How do I measure hallucination in RAG? Measure faithfulness: decompose the generated answer into atomic claims and check what fraction are directly supported by the retrieved context. An unfaithful claim — one the context never states — is a hallucination. It's typically scored with an LLM judge, so validate the judge against a sample of human labels before trusting the number, and note that high faithfulness with low answer relevance means the model is grounded but answering the wrong question.
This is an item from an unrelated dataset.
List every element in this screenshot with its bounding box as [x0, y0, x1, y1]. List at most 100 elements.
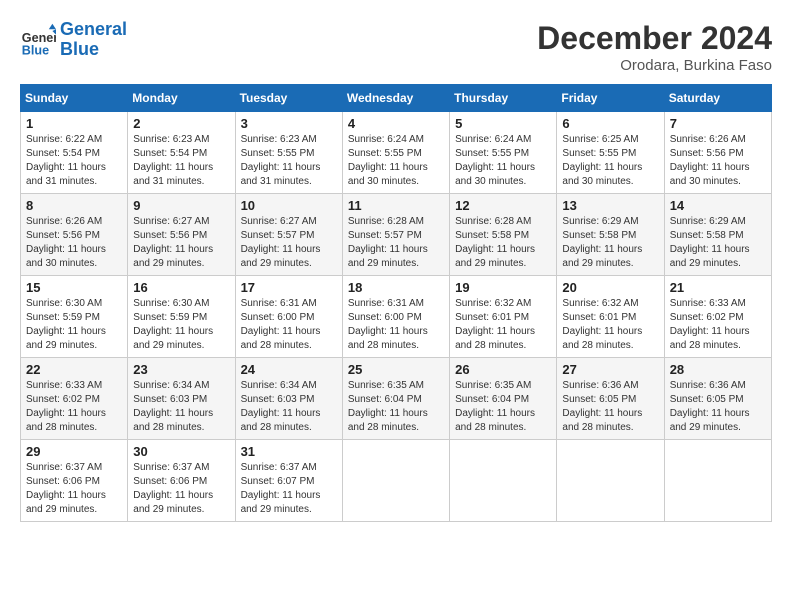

Is RAGAS the standard for RAG evaluation? RAGAS is the most widely used open-source framework for these metrics and its definitions (context precision/recall, faithfulness, answer relevancy) have become a de-facto vocabulary, which is why they're used here. It isn't the only option — the metrics themselves are framework-agnostic, and you can compute them with any LLM-judge harness. What matters more than the tool is the discipline: a fixed golden set, per-stage metrics, and a calibrated judge.
Why do I need a golden/eval set — can't I just eyeball answers? Because eyeballing isn't comparable across runs, so you can't tell whether a change helped. A frozen set of representative questions (with ground-truth answers or must-retrieve facts for recall) turns evaluation into a repeatable score: change the system, re-run, see the delta. Build it from real queries including the hard and out-of-scope cases, and regenerate it on a cadence as your corpus drifts.